I am more worried about staying healthy at this age, although I am in great shape for my age, than I am about "glidepaths" or long term return on equities. My DW is very fragile and has a "death sentence " disease and that's much more of a concern to us than money is.

If I feel like dabbling in equities again, I can still sell put options on stocks I wouldn't mind owning again. And if they get "put" to me, I'll sell call options to have them taken away :). But I won't risk big dollars playing that game.

Just having "more than enough" to make it long term with a good lifestyle is comforting to us. Plus, we will leave a nice inheritance for the kids as it is. There comes a time when peace of mind is more important than thinking about glidepaths and a portfolio performance.

I'll take 4% long term now as long term may not be that long anymore. :(

Our old pal "Imoldernu" made it into his early 80's before checking out unexpectedly.

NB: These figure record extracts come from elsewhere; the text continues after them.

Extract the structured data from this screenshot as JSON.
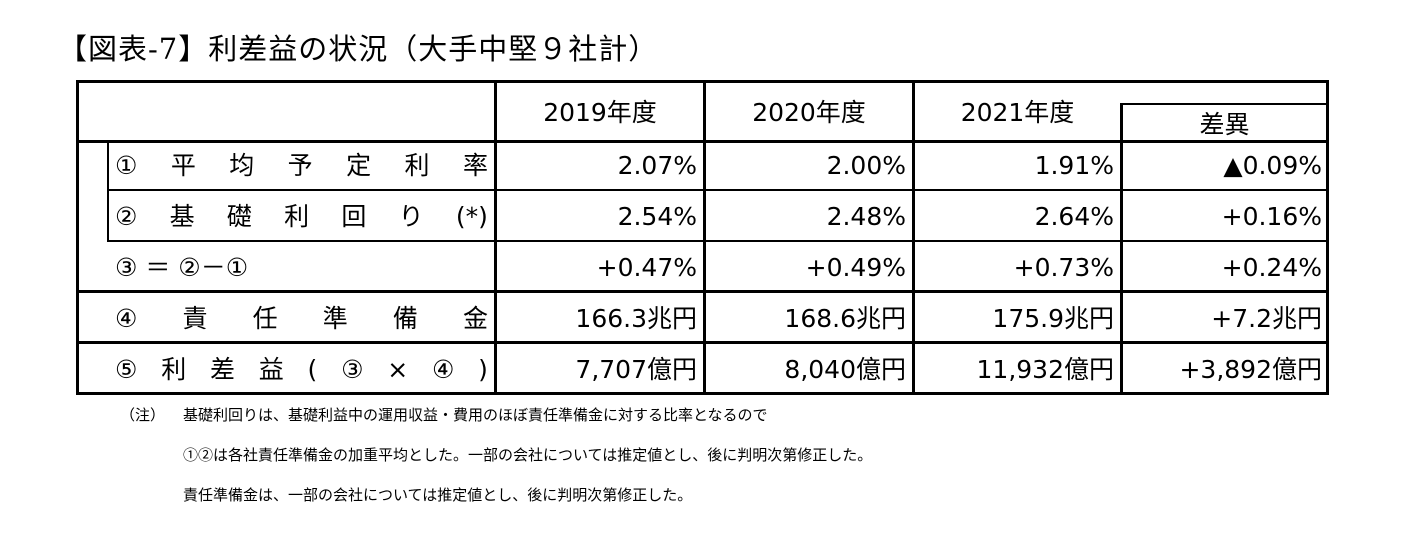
{
  "title": "【図表-7】利差益の状況（大手中堅９社計）",
  "table": {
    "headers": [
      "2019年度",
      "2020年度",
      "2021年度",
      "差異"
    ],
    "rows": [
      {
        "label_chars": [
          "①",
          "平",
          "均",
          "予",
          "定",
          "利",
          "率"
        ],
        "values": [
          "2.07%",
          "2.00%",
          "1.91%",
          "▲0.09%"
        ]
      },
      {
        "label_chars": [
          "②",
          "基",
          "礎",
          "利",
          "回",
          "り",
          "(*)"
        ],
        "values": [
          "2.54%",
          "2.48%",
          "2.64%",
          "+0.16%"
        ]
      },
      {
        "label": "③ ＝ ②－①",
        "values": [
          "+0.47%",
          "+0.49%",
          "+0.73%",
          "+0.24%"
        ]
      },
      {
        "label_chars": [
          "④",
          "責",
          "任",
          "準",
          "備",
          "金"
        ],
        "values": [
          "166.3兆円",
          "168.6兆円",
          "175.9兆円",
          "+7.2兆円"
        ]
      },
      {
        "label_chars": [
          "⑤",
          "利",
          "差",
          "益",
          "(",
          "③",
          "×",
          "④",
          ")"
        ],
        "values": [
          "7,707億円",
          "8,040億円",
          "11,932億円",
          "+3,892億円"
        ]
      }
    ]
  },
  "notes": {
    "marker": "（注）",
    "lines": [
      "基礎利回りは、基礎利益中の運用収益・費用のほぼ責任準備金に対する比率となるので",
      "①②は各社責任準備金の加重平均とした。一部の会社については推定値とし、後に判明次第修正した。",
      "責任準備金は、一部の会社については推定値とし、後に判明次第修正した。"
    ]
  }
}
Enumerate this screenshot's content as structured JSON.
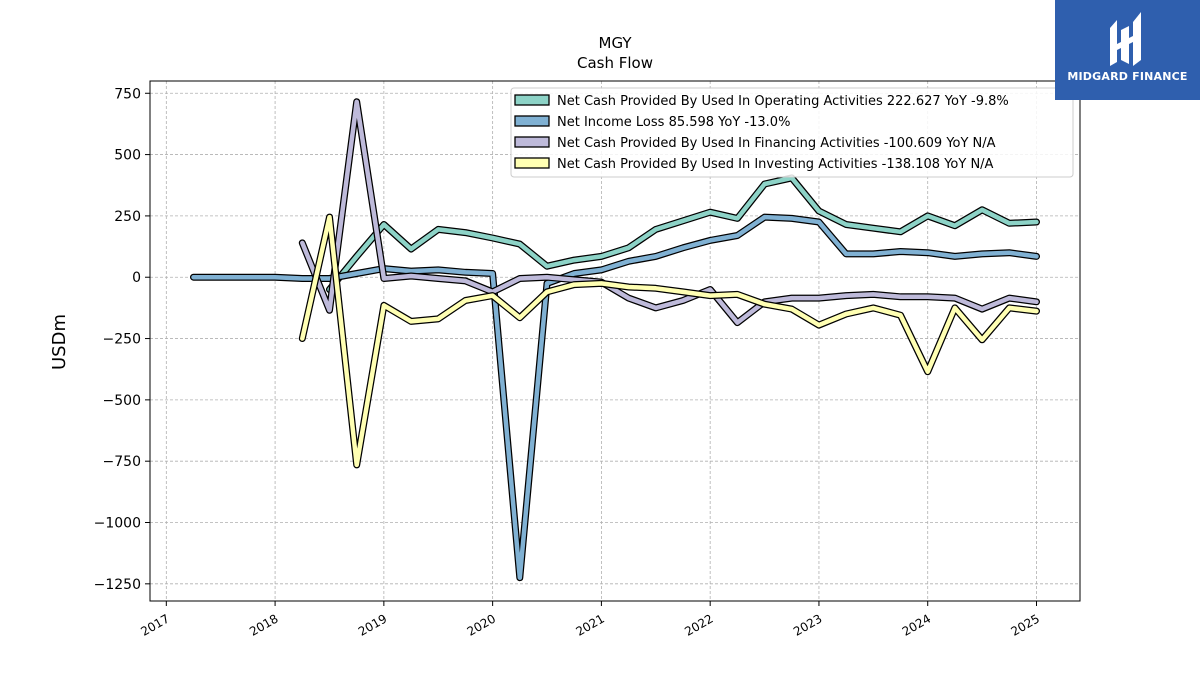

And he did that over 20 years with two owned (small) homes, two old cars, SS (and small pension?), and a few hundred thousand dollars in cash or CDs. He was not ever in the market, and according to his posts, lived a nice retirement.

I'm sleeping well and my golf game is pretty good.:)
All wise thinking IMHO. But what do I know, I'm just a youth of 63:)
 
If it makes you feel any better, I sold all my bond funds and put all of that allocation in treasuries. Biggest sell of my life…



I sold most of my long and mid term bond funds about two years ago when negative interest rates popped up in places like Switzerland and Germany. It proved to be a good move.